Beyond the Tutorial – A word about indicators

  • By Tom Cleveland

  • October 17, 2018
  • 9:43 pm BST

We cannot emphasize enough the importance of Technical Analysis, as a valuable tool in your quest to become a veteran trader. A major portion of your initial education must entail studying this topic until it becomes very familiar, the one true friend that you will lean on in the markets. Technical Indicators can detect short-term pricing trends and help you gain insights and predict future price movements. Although most indicators use complicated math and statistics to arrive at their conclusions, trading platform software will do the work for you. It is then your job to interpret the results and go from there. These tools are not perfect, but they will increase your probability for winning trades.

Let’s start with the following Metatrader4 (MT4) chart from the forex-trading world to drive home a few key points about trends, support and resistance, and indicators:

The “timeframe” of this chart is monthly, a rather long time period, but one of the primary strengths of technical analysis is its flexibility. It can be used across markets, and more importantly, across different timeframes. What applies here will also apply to Daily, 1-Hour, or even 5-Minute charts. Monthly pricing information can be gleaned from the “Bars” shown, although “Candlesticks” are also in fashion. One “Bar” depicts Open, Closing, and Range of prices for the period. It would also behoove you to spend your time studying Candlestick formations, as well. They contain a wealth of information that a trader can quickly assimilate into a trading strategy on the spot.

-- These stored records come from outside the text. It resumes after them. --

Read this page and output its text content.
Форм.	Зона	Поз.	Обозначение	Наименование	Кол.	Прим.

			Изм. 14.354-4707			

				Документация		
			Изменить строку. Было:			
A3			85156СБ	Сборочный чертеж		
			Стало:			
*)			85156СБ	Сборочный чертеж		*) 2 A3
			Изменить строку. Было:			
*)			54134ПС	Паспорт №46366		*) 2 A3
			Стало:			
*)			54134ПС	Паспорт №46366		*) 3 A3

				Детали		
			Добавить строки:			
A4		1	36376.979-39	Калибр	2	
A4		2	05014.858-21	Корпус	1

The first half of the chart depicts a downward trend, while the right half illustrates ranging behaviour. Studies have shown that markets tend to range between rigid boundaries roughly 70% of the time. Trending behaviour accounts for the remainder. The blue-dashed lines in the chart were added to show these “rigid boundaries”, which are known as Resistance and Support. We could just as easily have drawn diagonal lines about the trending action on the left, as well. Your entry point will typically be when prices “bounce” off one of these lines, but the real “trick”, if there is one, is to wait for the breakout trend that materially penetrates one of these lines, and then ride the wave, so to speak.

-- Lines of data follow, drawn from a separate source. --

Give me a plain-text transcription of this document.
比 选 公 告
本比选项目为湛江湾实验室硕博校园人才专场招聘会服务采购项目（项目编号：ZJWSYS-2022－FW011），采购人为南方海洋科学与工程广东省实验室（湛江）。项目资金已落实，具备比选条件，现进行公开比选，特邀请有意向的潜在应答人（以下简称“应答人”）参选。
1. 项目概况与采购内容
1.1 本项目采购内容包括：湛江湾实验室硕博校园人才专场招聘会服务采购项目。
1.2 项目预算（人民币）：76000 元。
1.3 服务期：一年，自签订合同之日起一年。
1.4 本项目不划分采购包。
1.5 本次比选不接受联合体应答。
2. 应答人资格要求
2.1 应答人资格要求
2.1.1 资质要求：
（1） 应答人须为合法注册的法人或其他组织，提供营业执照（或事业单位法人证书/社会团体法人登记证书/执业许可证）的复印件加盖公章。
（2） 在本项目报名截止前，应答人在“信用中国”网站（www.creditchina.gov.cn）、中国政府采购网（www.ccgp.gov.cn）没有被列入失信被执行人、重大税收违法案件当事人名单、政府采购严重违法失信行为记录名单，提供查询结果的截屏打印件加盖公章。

The objective of most technical indicators is to pinpoint optimal entry and exit points in a market. Three of the most popular indicators are presented in the above chart: The Relative Strength Indicator (RSI), Moving Average Convergence-Divergence (MACD), and Fast Stochastic (STO). Each attempt to portray when the market is overbought or oversold, thereby suggesting that a change in direction is imminent, and each is often used to confirm the signals provided by another.

The RSI, for example, is a momentum oscillator used to measure the relative changes between the higher and lower closing prices to determine the velocity and magnitude of directional price movements. The RSI is plotted on a zero to 100 scale, and 70 and 30 values are used as warning signals suggesting overbought and oversold conditions, respectively. The RSI is a leading indicator and works well in trending markets to signal that a change in direction of the trend is imminent, but it is also generally ineffective in ranging markets. The MACD is a lagging indicator, but it is often used in tandem with the RSI in order to detect and confirm trends in price behaviour.

Demo systems provide an excellent environment to test indicators and then use them in developing your personal trading strategy. The general advice is to use no more than 2 to 3 indicators on one chart to prevent what is called “indicator overload”. The overall effectiveness of indicators, however, is tied to the length of the timeframe, the volume of pricing data available in that timeframe, and the volatility, or lack thereof, of the market. Market conditions change day to day, or even more quickly, which means that strategies must also adapt. As the old saying goes, “Take what the market gives you!”

There is an additional word of warning when it comes to relying too heavily on indicators and the signals they suggest. It is very easy to fall into a trap of trying to predict tops and bottoms in pricing behaviour. Veteran traders will bend your ears for hours relating their tales of woe and the scars they have earned from making this crucial mistake. It is a lesson that sometimes must be learned the hard way, but the odds are heavily weighted against you if you wish to try. The best advice is to confirm a trend, jump on it, and then ride it to victory.